In June this year, VLCC bought Ustraa reportedly for Rs250 crore. Contrast what they had on table last November: Rs490 crore! Commenting on the move to sell out, Bikhchandani points out towards the tough environment for fundraising, and justifies the move. “They are not cashing out. So, this thing gives them an opportunity to fulfil their destiny,” he adds.

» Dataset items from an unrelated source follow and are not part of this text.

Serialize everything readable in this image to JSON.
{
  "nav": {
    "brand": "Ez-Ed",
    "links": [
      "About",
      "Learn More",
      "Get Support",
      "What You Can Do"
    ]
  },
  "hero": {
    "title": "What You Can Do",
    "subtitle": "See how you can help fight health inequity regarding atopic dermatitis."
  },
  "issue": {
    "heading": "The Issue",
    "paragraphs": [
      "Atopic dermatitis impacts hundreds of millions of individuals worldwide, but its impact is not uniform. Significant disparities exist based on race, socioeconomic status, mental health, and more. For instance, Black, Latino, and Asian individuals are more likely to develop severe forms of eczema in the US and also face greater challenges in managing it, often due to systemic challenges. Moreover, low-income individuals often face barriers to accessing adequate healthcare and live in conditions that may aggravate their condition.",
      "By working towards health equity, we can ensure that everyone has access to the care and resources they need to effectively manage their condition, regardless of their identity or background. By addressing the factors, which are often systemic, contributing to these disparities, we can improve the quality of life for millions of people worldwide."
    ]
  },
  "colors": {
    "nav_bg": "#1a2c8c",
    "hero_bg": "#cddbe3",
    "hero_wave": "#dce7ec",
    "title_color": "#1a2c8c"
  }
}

Tuli, meanwhile, is excited about the new innings. Carlyle, the new owner, believes in men’s grooming space and is willing to put in dollars as the market grows. “It’s a very big thing for us because we believe in the men's grooming space,” he says, adding that the co-founders are not exiting the business. “We are getting more involved. I see a new energy and new hope,” he says. VLCC, he underlines, is the place where Ustraa can meaningfully grow. But does he have any meaningful regret? The friends had a rough 20 years in entrepreneurship. Tuli gives a peep inside his heart. “If we had big money in the bank, we would have approached our business differently and would have been far bigger than what we are now,” he rues. For the founders, the new innings, hopefully, will not be on a razor’s edge.
“But have you paid for Sanjeev Bikhchandani’s coffee yet?” I shoot the last question. Tuli smiles. “It’s coming soon,” he signs off.